Dr Williams also said the minor party could be a victim of circumstances as the coronavirus health crisis and its ensuing economic collapse dominated the needs of constituents.
"One Nation doesn't campaign on economics anymore, it tends to campaign on cultural matters - immigrants, refugees, gays in schools etc," he said.
"And when people are worried about where their next meal is coming from, those things don't matter."
But Ms Hanson is hoping to have the last laugh, insisting the mileage she has racked up over the campaign has her well placed to hold the balance of power in a potentially hung parliament.
"If political scientists want to take off their little white coats and come and walk in my shoes for a week, they would quickly realise I'm nowhere near ready to slow down," she told NCA NewsWire.
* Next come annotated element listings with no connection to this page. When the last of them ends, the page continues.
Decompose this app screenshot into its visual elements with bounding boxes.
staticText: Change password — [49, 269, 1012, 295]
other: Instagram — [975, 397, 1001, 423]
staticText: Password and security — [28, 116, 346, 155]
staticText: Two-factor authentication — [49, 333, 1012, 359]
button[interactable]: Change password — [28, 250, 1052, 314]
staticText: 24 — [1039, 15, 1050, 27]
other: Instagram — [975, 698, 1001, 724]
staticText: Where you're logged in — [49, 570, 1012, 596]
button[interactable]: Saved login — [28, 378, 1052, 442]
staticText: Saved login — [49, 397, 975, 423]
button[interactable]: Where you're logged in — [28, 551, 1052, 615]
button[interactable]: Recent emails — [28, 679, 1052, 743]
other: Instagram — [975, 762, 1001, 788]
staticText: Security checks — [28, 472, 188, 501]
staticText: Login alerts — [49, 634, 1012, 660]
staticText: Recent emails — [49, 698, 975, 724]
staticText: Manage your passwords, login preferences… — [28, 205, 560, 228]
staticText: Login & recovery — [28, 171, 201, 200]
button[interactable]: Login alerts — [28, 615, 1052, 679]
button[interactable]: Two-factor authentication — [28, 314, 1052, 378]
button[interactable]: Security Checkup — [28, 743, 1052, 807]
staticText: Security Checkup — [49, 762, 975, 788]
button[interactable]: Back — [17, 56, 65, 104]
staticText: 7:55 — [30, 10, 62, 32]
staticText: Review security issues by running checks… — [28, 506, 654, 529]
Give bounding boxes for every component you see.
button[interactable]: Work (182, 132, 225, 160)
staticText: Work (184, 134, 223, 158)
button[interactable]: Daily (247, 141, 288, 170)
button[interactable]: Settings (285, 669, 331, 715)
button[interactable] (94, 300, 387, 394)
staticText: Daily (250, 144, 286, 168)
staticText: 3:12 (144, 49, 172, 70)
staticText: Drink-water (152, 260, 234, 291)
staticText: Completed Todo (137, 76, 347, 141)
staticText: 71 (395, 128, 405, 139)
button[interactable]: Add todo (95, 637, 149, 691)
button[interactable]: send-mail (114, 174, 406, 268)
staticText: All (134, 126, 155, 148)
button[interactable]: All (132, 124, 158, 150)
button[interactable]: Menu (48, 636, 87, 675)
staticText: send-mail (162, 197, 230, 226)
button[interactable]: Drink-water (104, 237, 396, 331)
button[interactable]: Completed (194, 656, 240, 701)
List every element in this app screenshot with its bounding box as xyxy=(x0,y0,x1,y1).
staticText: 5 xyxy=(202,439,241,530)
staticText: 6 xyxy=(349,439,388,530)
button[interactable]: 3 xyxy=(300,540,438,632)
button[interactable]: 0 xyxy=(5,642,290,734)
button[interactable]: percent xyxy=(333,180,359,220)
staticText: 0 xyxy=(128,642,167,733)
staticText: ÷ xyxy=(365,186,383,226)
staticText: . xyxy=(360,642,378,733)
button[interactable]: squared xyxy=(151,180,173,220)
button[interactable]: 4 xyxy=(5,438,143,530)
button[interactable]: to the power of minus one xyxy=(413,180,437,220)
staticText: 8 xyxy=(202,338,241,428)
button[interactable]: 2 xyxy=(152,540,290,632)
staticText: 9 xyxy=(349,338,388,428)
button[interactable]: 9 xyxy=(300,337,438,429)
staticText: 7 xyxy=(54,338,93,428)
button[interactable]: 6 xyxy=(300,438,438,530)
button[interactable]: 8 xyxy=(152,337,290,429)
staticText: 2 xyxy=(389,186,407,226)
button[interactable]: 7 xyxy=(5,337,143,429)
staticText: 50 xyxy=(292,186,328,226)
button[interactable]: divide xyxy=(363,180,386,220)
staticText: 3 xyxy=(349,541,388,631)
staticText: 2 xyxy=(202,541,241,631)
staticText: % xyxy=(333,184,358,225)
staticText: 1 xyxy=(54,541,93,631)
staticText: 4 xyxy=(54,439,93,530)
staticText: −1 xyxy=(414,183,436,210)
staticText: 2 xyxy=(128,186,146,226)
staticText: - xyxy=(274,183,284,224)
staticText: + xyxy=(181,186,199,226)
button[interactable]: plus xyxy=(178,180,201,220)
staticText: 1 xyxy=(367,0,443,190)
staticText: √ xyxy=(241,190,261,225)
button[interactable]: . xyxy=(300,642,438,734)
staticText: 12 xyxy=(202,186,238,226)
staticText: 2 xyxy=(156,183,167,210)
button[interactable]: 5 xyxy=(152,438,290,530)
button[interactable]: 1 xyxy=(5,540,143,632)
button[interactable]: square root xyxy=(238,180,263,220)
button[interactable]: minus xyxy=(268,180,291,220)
"There's plenty of unfinished business, and if I want to leave a legacy when I finally do step away from politics, I need to get other like-minded people elected here in Queensland.
"One Nation is the only minor party to successfully grow its numbers across this country over the last 5 years, with members holding the shared balance of power in Western Australia and NSW as well as the federal parliament.
"Rest assured I'm not slowing down or about to hand the reins over anytime soon."